Overflows. Abraham went without knowing where he was going, what he was promised. He believed when he was tested, he trusted when he was blessed, he said. He shared saying to us as a church, when God leads, follow. When God promises belief, when God tests trust, and when God blesses, share. When your life is finished. Your cup will overflow. If your life were to end today. What would people say about you? Paul in Romans chapter four really writes the epitaph of Abraham. Verse 11. He was the father of all who believed. But using the illustration from Genesis chapter 15, he goes on and says in verse 20, Abraham never wavered in believing God’s promises. In fact, his faith grew stronger and in this he brought glory to God. He hints that God is able to do whatever he promises, and because of Abraham’s faith, God counted him as righteous. And when God counted him as righteous, it wasn’t just for Abraham’s benefit, it was recorded for our benefit too. Assuring us that God will also count us as righteous if we believe in him. The one who raised Jesus our Lord from the dead. This is the blessing that keeps giving. This is the blessing that blessed all nations. The blessing that set the precedent for the life of Abraham, for us to recognize as people that it continues on in our lives today.

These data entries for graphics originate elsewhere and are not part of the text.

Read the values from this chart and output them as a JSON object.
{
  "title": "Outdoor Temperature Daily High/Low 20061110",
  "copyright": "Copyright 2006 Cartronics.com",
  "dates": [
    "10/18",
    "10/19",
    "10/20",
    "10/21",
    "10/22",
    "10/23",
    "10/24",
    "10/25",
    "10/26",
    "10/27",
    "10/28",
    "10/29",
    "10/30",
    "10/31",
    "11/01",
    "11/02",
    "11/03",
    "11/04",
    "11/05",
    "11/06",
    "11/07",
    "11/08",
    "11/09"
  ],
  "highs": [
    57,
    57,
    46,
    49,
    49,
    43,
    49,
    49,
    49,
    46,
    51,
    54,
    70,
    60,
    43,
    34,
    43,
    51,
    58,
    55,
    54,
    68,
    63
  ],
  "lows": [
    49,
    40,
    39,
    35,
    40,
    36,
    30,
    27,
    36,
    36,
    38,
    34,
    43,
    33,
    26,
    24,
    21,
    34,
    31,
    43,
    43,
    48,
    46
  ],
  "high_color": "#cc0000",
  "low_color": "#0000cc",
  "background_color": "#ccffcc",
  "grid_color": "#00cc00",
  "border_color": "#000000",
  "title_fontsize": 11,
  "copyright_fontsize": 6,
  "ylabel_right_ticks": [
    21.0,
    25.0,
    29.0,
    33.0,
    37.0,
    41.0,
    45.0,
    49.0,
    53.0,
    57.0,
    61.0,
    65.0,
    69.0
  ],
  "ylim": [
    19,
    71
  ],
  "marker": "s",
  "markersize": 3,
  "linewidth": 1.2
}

Remarking that today is Palm Sunday. The beginning of the Passion Week of Christ. And once Jesus fulfills his promise to Abraham and blessing all nations by coming to this earth and offering his kingdom. And giving his life that just as Abraham’s cup overflowed. Just so yours could overflow too. Jesus gives it all for you. So that you can be full of life in him. As Abraham did in this passage. Abraham gave his life in all in return. For your cup to overflow. This is what Jesus asks. Regardless of where you are. No matter how much you look at a world and realize it might be bankrupt. One five. Maybe if we said to Abraham today, Abraham, what made you what made you so special? On a week like today, he would say, it’s nothing to do with me. I was a man lost in air. I had no direction and I knew I was bankrupt, and what I had happen to me was the grace of God intervening, given me such glorious promise and hope beyond today, that if I would just trust by faith. Blessed. It’s not me. It’s the King of Glory who rode into Jerusalem on the back of a donkey as a servant, giving his life for you, that you could be blessed in him. It’s not me. How did your cup overflow? It’s faith. It’s trusting no matter what. And the one who has promised you something far greater than the world has to offer.